Hello, world! I’m a software engineer focused on search and data-intensive systems. I currently work on code search and AI-assisted software development at Sourcegraph, and serve as an Apache Lucene committer and PMC member. I’m also the author of the generalized random forests (grf) package.
I love building software that’s empowering and joyful to use. I’m an open source enthusiast, and shared my experience joining the open source search community in Finding a home (and career) in the open source community.
Before Sourcegraph, I worked at Elastic on the Elasticsearch search engine, and at Palantir Technologies. I hold an M.S. in Computer Science and B.S. in Math from Stanford University.

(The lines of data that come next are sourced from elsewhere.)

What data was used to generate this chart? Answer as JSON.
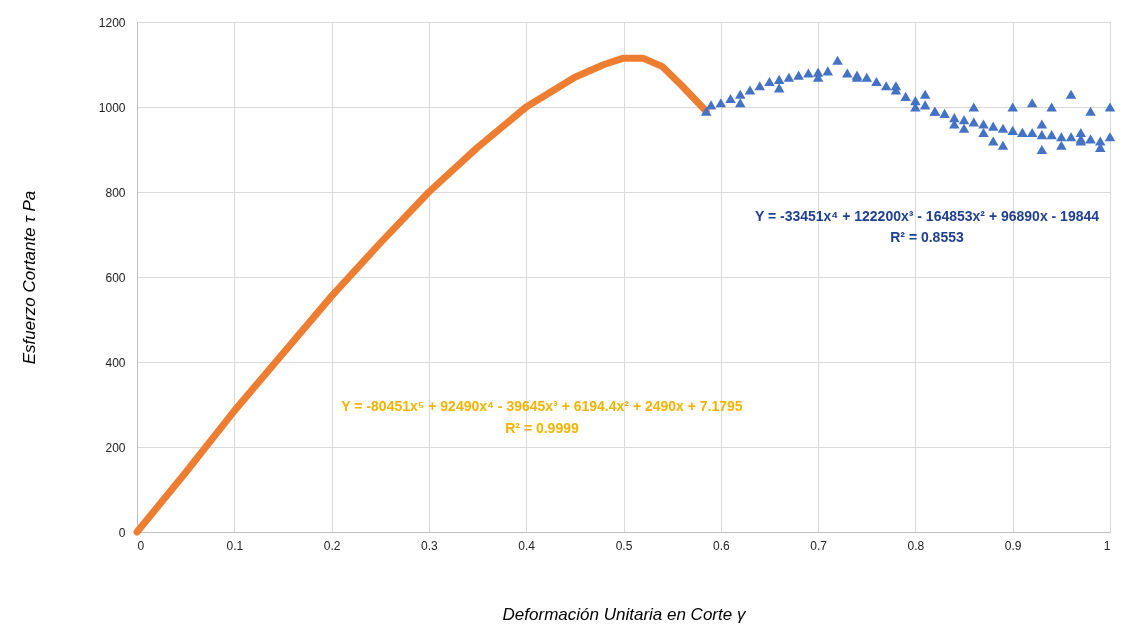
{
  "chart_data": {
    "type": "scatter",
    "xlabel": "Deformación Unitaria en Corte γ",
    "ylabel": "Esfuerzo Cortante τ Pa",
    "xlim": [
      0,
      1
    ],
    "xticks": [
      0,
      0.1,
      0.2,
      0.3,
      0.4,
      0.5,
      0.6,
      0.7,
      0.8,
      0.9,
      1
    ],
    "ylim": [
      0,
      1200
    ],
    "yticks": [
      0,
      200,
      400,
      600,
      800,
      1000,
      1200
    ],
    "grid": true,
    "annotations": [
      "Y = -33451x⁴ + 122200x³ - 164853x² + 96890x - 19844",
      "R² = 0.8553",
      "Y = -80451x⁵ + 92490x⁴ - 39645x³ + 6194.4x² + 2490x + 7.1795",
      "R² = 0.9999"
    ],
    "series": [
      {
        "type": "line",
        "marker": "none",
        "color": "#ed7d31",
        "x": [
          0,
          0.05,
          0.1,
          0.15,
          0.2,
          0.25,
          0.3,
          0.35,
          0.4,
          0.45,
          0.48,
          0.5,
          0.52,
          0.54,
          0.56,
          0.585
        ],
        "values": [
          0,
          140,
          285,
          420,
          555,
          680,
          800,
          905,
          1000,
          1070,
          1100,
          1115,
          1115,
          1095,
          1050,
          990
        ]
      },
      {
        "marker": "triangle",
        "color": "#4472c4",
        "x": [
          0.585,
          0.59,
          0.6,
          0.61,
          0.62,
          0.63,
          0.64,
          0.65,
          0.66,
          0.67,
          0.68,
          0.69,
          0.7,
          0.71,
          0.72,
          0.73,
          0.74,
          0.75,
          0.76,
          0.77,
          0.78,
          0.79,
          0.8,
          0.81,
          0.82,
          0.83,
          0.84,
          0.85,
          0.86,
          0.87,
          0.88,
          0.89,
          0.9,
          0.91,
          0.92,
          0.93,
          0.94,
          0.95,
          0.96,
          0.97,
          0.98,
          0.99,
          1.0,
          0.62,
          0.66,
          0.7,
          0.74,
          0.78,
          0.8,
          0.82,
          0.84,
          0.86,
          0.87,
          0.88,
          0.9,
          0.91,
          0.92,
          0.93,
          0.94,
          0.95,
          0.96,
          0.97,
          0.98,
          0.99,
          1.0,
          0.85,
          0.89,
          0.93,
          0.97,
          0.81
        ],
        "values": [
          990,
          1005,
          1010,
          1020,
          1030,
          1040,
          1050,
          1060,
          1065,
          1070,
          1075,
          1080,
          1082,
          1085,
          1110,
          1080,
          1075,
          1070,
          1060,
          1050,
          1040,
          1025,
          1015,
          1005,
          990,
          985,
          975,
          970,
          965,
          960,
          955,
          950,
          945,
          940,
          940,
          935,
          935,
          930,
          930,
          925,
          925,
          920,
          930,
          1010,
          1045,
          1070,
          1070,
          1050,
          1000,
          990,
          960,
          1000,
          940,
          920,
          1000,
          940,
          1010,
          900,
          1000,
          910,
          1030,
          920,
          990,
          905,
          1000,
          950,
          910,
          960,
          940,
          1030
        ]
      }
    ]
  }
}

Thanks to a new generation of machine learning models that can powerfully represent text as vectors, there’s been a surge of interest in vector-based semantic search. I led Elastic’s effort to introduce vector search in Lucene and Elasticsearch, helping extend these systems to become powerful “vector databases”.
Causal inference allows for determining the effect of an action on a larger system. The generalized random forests (grf) method combines insights from statistics and machine learning to enable causal analysis. I authored the grf software package, which won an inaugural Stanford Open Source Software prize for its research impact, quality, and dedication to open source principles.
During my Master’s degree I researched relation extraction and knowledge base population as part of the Stanford Natural Language Processing group. Our work focused on non-traditional supervision techniques, including multi-label learning, partial supervision, as well as methods to address labelling errors in training data.
⛰️ Backcountry cooking recipes. I’m an avid backpacker and enjoy finding creative ways to eat well outdoors.
📼 Digital mixtapes. A true child of the 90s, I love making playlists for friends and family.
🤓 Unicode. I’m the proud sponsor of Unicode characters μ and σ.